Kyle Thomas, who owns a micro-bakery and farm store in Yellowknife with his wife that was forced to shut down on Thursday, was trying his best to exude calm.

The couple was planning to stick it out in Yellowknife for as long as they could because they were concerned about leaving their farm animals, bees and produce behind, Thomas said.

Vehicles line-up for fuel at Fort Providence, N.W.T., on the only road south from Yellowknife, Thursday, Aug. 17, 2023. THE CANADIAN PRESS/Jeff McIntosh

“If we leave for an extended period of time and there is no rain or what have you, then that is a loss to us and that's something that we don't want to grapple with, even at this time,” he said.

In the meantime, Thomas said he was counting on the efforts of firefighters and military personnel who were called into the Northwest Territories to keep fires to a minimum, along with the additional fireproofing of his farm that he planned to do with his newly married friend Dawley, who runs a contracting business.

“Running any restaurant or food production farm has very tight margins as it is. We're definitely not the only ones in town who are going to roll those dice to see how it goes, so we're just going to hope that it's not for a long time,” he added.

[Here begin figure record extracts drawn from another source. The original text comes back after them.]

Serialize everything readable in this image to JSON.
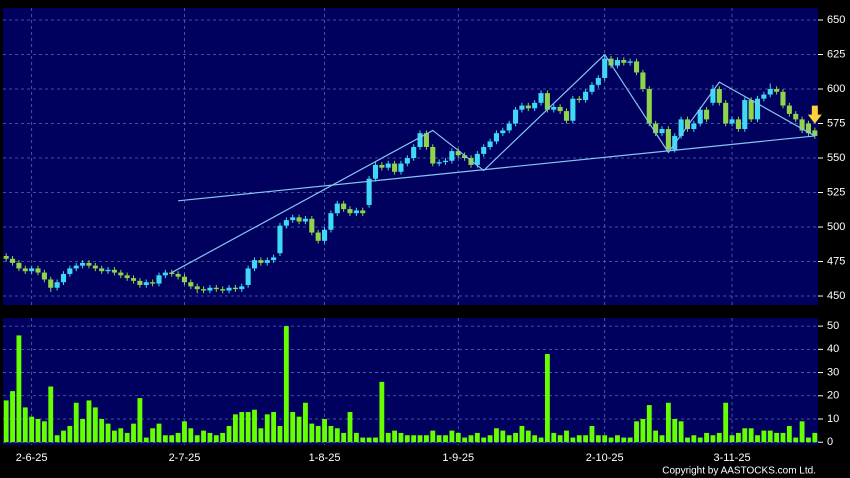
{
  "chart_data": [
    {
      "type": "candlestick",
      "categories": [
        null,
        null,
        null,
        null,
        "2-6-25",
        null,
        null,
        null,
        null,
        null,
        null,
        null,
        null,
        null,
        null,
        null,
        null,
        null,
        null,
        null,
        null,
        null,
        null,
        null,
        null,
        null,
        null,
        null,
        "2-7-25",
        null,
        null,
        null,
        null,
        null,
        null,
        null,
        null,
        null,
        null,
        null,
        null,
        null,
        null,
        null,
        null,
        null,
        null,
        null,
        null,
        null,
        "1-8-25",
        null,
        null,
        null,
        null,
        null,
        null,
        null,
        null,
        null,
        null,
        null,
        null,
        null,
        null,
        null,
        null,
        null,
        null,
        null,
        null,
        "1-9-25",
        null,
        null,
        null,
        null,
        null,
        null,
        null,
        null,
        null,
        null,
        null,
        null,
        null,
        null,
        null,
        null,
        null,
        null,
        null,
        null,
        null,
        null,
        "2-10-25",
        null,
        null,
        null,
        null,
        null,
        null,
        null,
        null,
        null,
        null,
        null,
        null,
        null,
        null,
        null,
        null,
        null,
        null,
        null,
        "3-11-25",
        null,
        null,
        null,
        null,
        null,
        null,
        null,
        null,
        null,
        null,
        null,
        null,
        null
      ],
      "open": [
        479,
        477,
        474,
        470,
        468,
        470,
        467,
        462,
        456,
        460,
        466,
        470,
        472,
        474,
        472,
        470,
        468,
        469,
        467,
        465,
        463,
        461,
        458,
        460,
        459,
        465,
        467,
        466,
        464,
        460,
        457,
        455,
        454,
        456,
        455,
        454,
        456,
        455,
        458,
        470,
        476,
        474,
        476,
        481,
        501,
        505,
        507,
        504,
        506,
        496,
        490,
        498,
        510,
        517,
        513,
        510,
        512,
        516,
        535,
        545,
        543,
        546,
        540,
        546,
        550,
        558,
        568,
        558,
        546,
        547,
        548,
        555,
        552,
        550,
        545,
        553,
        558,
        562,
        568,
        570,
        575,
        585,
        588,
        586,
        590,
        597,
        585,
        587,
        584,
        577,
        593,
        592,
        598,
        603,
        608,
        622,
        617,
        621,
        619,
        620,
        612,
        600,
        575,
        568,
        571,
        556,
        566,
        578,
        571,
        575,
        585,
        590,
        600,
        590,
        575,
        578,
        571,
        592,
        578,
        593,
        596,
        600,
        598,
        588,
        582,
        578,
        575,
        570
      ],
      "high": [
        481,
        479,
        476,
        472,
        472,
        472,
        469,
        464,
        462,
        468,
        472,
        474,
        476,
        476,
        474,
        472,
        471,
        471,
        469,
        467,
        465,
        463,
        462,
        462,
        467,
        469,
        469,
        468,
        466,
        462,
        459,
        457,
        458,
        458,
        457,
        458,
        458,
        459,
        472,
        478,
        478,
        478,
        480,
        503,
        507,
        509,
        509,
        508,
        508,
        498,
        500,
        512,
        519,
        519,
        515,
        514,
        514,
        537,
        547,
        547,
        548,
        548,
        548,
        552,
        560,
        570,
        570,
        560,
        549,
        550,
        557,
        557,
        554,
        552,
        555,
        560,
        564,
        570,
        572,
        577,
        587,
        590,
        590,
        592,
        599,
        599,
        589,
        589,
        586,
        595,
        595,
        600,
        605,
        610,
        625,
        624,
        623,
        623,
        622,
        622,
        614,
        602,
        577,
        573,
        573,
        568,
        580,
        580,
        577,
        587,
        587,
        603,
        602,
        592,
        580,
        580,
        594,
        594,
        595,
        598,
        604,
        602,
        600,
        590,
        584,
        580,
        577,
        572
      ],
      "low": [
        475,
        472,
        468,
        466,
        466,
        465,
        460,
        453,
        454,
        458,
        464,
        468,
        470,
        470,
        468,
        466,
        466,
        465,
        463,
        461,
        459,
        456,
        456,
        457,
        457,
        463,
        464,
        462,
        458,
        455,
        452,
        452,
        452,
        453,
        452,
        452,
        453,
        453,
        456,
        468,
        472,
        472,
        474,
        479,
        499,
        503,
        502,
        502,
        494,
        488,
        488,
        496,
        508,
        511,
        508,
        508,
        508,
        514,
        533,
        541,
        541,
        538,
        538,
        544,
        548,
        556,
        556,
        544,
        544,
        545,
        546,
        550,
        548,
        543,
        543,
        551,
        556,
        560,
        566,
        568,
        573,
        583,
        584,
        584,
        588,
        583,
        583,
        582,
        575,
        575,
        590,
        590,
        596,
        601,
        606,
        615,
        615,
        617,
        617,
        610,
        598,
        573,
        566,
        566,
        554,
        554,
        564,
        569,
        569,
        573,
        576,
        588,
        588,
        573,
        573,
        569,
        569,
        576,
        576,
        591,
        594,
        596,
        586,
        580,
        576,
        568,
        566,
        564
      ],
      "close": [
        477,
        474,
        470,
        468,
        470,
        467,
        462,
        456,
        460,
        466,
        470,
        472,
        474,
        472,
        470,
        468,
        469,
        467,
        465,
        463,
        461,
        458,
        460,
        459,
        465,
        467,
        466,
        464,
        460,
        457,
        455,
        454,
        456,
        455,
        454,
        456,
        455,
        457,
        470,
        476,
        474,
        476,
        478,
        501,
        505,
        507,
        504,
        506,
        496,
        490,
        498,
        510,
        517,
        513,
        510,
        512,
        510,
        535,
        545,
        543,
        546,
        540,
        546,
        550,
        558,
        568,
        558,
        546,
        547,
        548,
        555,
        552,
        550,
        545,
        553,
        558,
        562,
        568,
        570,
        575,
        585,
        588,
        586,
        590,
        597,
        585,
        587,
        584,
        577,
        593,
        592,
        598,
        603,
        608,
        622,
        617,
        621,
        619,
        620,
        612,
        600,
        575,
        568,
        571,
        556,
        566,
        578,
        571,
        575,
        585,
        578,
        600,
        590,
        575,
        578,
        571,
        592,
        578,
        593,
        596,
        600,
        598,
        588,
        582,
        578,
        570,
        568,
        566
      ],
      "up_color": "#3fd8f5",
      "down_color": "#8fd44a",
      "trendlines": [
        {
          "x": [
            27,
            127
          ],
          "y": [
            519,
            566
          ]
        },
        {
          "x": [
            26,
            67,
            75,
            94,
            104,
            112,
            127
          ],
          "y": [
            467,
            570,
            541,
            625,
            554,
            605,
            566
          ]
        }
      ],
      "trendline_color": "#86c4f0",
      "ylim": [
        443.5,
        658.7
      ],
      "yticks": [
        450,
        475,
        500,
        525,
        550,
        575,
        600,
        625,
        650
      ],
      "grid": true
    },
    {
      "type": "bar",
      "values": [
        18,
        22,
        46,
        15,
        11,
        10,
        9,
        24,
        3,
        5,
        7,
        17,
        10,
        18,
        15,
        10,
        8,
        5,
        6,
        4,
        8,
        19,
        2,
        6,
        8,
        3,
        3,
        4,
        9,
        6,
        3,
        5,
        4,
        3,
        4,
        7,
        12,
        13,
        13,
        14,
        6,
        12,
        13,
        7,
        50,
        13,
        11,
        17,
        8,
        7,
        10,
        7,
        6,
        4,
        13,
        4,
        2,
        2,
        2,
        26,
        4,
        5,
        4,
        3,
        3,
        3,
        3,
        5,
        3,
        3,
        5,
        4,
        2,
        3,
        4,
        2,
        3,
        6,
        5,
        3,
        4,
        7,
        5,
        3,
        2,
        38,
        4,
        3,
        5,
        2,
        3,
        3,
        7,
        3,
        3,
        2,
        3,
        2,
        2,
        9,
        10,
        16,
        5,
        3,
        17,
        10,
        9,
        2,
        3,
        2,
        4,
        3,
        4,
        17,
        3,
        4,
        6,
        6,
        3,
        5,
        5,
        4,
        4,
        7,
        2,
        9,
        2,
        4
      ],
      "color": "#66ff00",
      "ylim": [
        -1.2,
        53.5
      ],
      "yticks": [
        0,
        10,
        20,
        30,
        40,
        50
      ],
      "grid": true
    }
  ],
  "copyright": "Copyright by AASTOCKS.com Ltd."
}
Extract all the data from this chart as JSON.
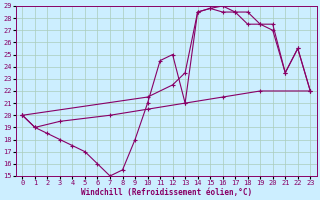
{
  "xlabel": "Windchill (Refroidissement éolien,°C)",
  "bg_color": "#cceeff",
  "grid_color": "#aaccbb",
  "line_color": "#880066",
  "xlim": [
    -0.5,
    23.5
  ],
  "ylim": [
    15,
    29
  ],
  "xticks": [
    0,
    1,
    2,
    3,
    4,
    5,
    6,
    7,
    8,
    9,
    10,
    11,
    12,
    13,
    14,
    15,
    16,
    17,
    18,
    19,
    20,
    21,
    22,
    23
  ],
  "yticks": [
    15,
    16,
    17,
    18,
    19,
    20,
    21,
    22,
    23,
    24,
    25,
    26,
    27,
    28,
    29
  ],
  "series1": [
    [
      0,
      20.0
    ],
    [
      1,
      19.0
    ],
    [
      2,
      18.5
    ],
    [
      3,
      18.0
    ],
    [
      4,
      17.5
    ],
    [
      5,
      17.0
    ],
    [
      6,
      16.0
    ],
    [
      7,
      15.0
    ],
    [
      8,
      15.5
    ],
    [
      9,
      18.0
    ],
    [
      10,
      21.0
    ],
    [
      11,
      24.5
    ],
    [
      12,
      25.0
    ],
    [
      13,
      21.0
    ],
    [
      14,
      28.5
    ],
    [
      15,
      28.8
    ],
    [
      16,
      29.0
    ],
    [
      17,
      28.5
    ],
    [
      18,
      28.5
    ],
    [
      19,
      27.5
    ],
    [
      20,
      27.0
    ],
    [
      21,
      23.5
    ],
    [
      22,
      25.5
    ],
    [
      23,
      22.0
    ]
  ],
  "series2": [
    [
      0,
      20.0
    ],
    [
      1,
      19.0
    ],
    [
      3,
      19.5
    ],
    [
      7,
      20.0
    ],
    [
      10,
      20.5
    ],
    [
      13,
      21.0
    ],
    [
      16,
      21.5
    ],
    [
      19,
      22.0
    ],
    [
      23,
      22.0
    ]
  ],
  "series3": [
    [
      0,
      20.0
    ],
    [
      10,
      21.5
    ],
    [
      12,
      22.5
    ],
    [
      13,
      23.5
    ],
    [
      14,
      28.5
    ],
    [
      15,
      28.8
    ],
    [
      16,
      28.5
    ],
    [
      17,
      28.5
    ],
    [
      18,
      27.5
    ],
    [
      19,
      27.5
    ],
    [
      20,
      27.5
    ],
    [
      21,
      23.5
    ],
    [
      22,
      25.5
    ],
    [
      23,
      22.0
    ]
  ]
}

Dr. Courtney Howard, an emergency room doctor who is from Yellowknife, said she was trying her best not to “doomscroll,” or spend an excessive amount of time reading negative news online about what was happening in her hometown, on Thursday.

Howard, who was the lead author of a 2021 study that found that extended exposure to wildfire smoke is associated with an increased number of ER visits for asthma and primary care visits for pneumonia and coughing, said she’s concerned for the wellbeing of everyone impacted.

“They've been living in that for weeks now (in the Northwest Territories),” Howard, who was in Ottawa for a conference, told CTVNews.ca in a phone interview Thursday.

“So that means that they have been cooped up in their houses, irritable, unable to go outside and exercise and connect with the land the way they usually would and also tracking these wildfires that have been coming steadily closer, so that feeling of impending doom and uncertainty and what should I do has been really, really difficult.”

Howard said she’s been keeping regular contact with her sister, who has been living in her house in Yellowknife for the past year while she was completing a master’s degree in England, and guiding her through the evacuation order and ongoing wildfire season.

“We've been in constant communication with her about what she should do and how she should go about FireSmarting our house,” Howard said. 

Fortunately, she said her sister had a flight to Penticton, B.C., previously booked for Thursday, so she was able to get out safely. Still, Howard is wondering how long she and the rest of her community will have to wait until they can return home.

“We're all just now sending energy and best wishes to everybody who is having to drive out through the long stretches of highway and in an uncertain fire situation and extending positivity and helpful weather patterns their way.”

Several crowdfunding campaigns have been set up to support those impacted by the wildfires in the Northwest Territories including the United Way’s NWT Emergency Response campaign.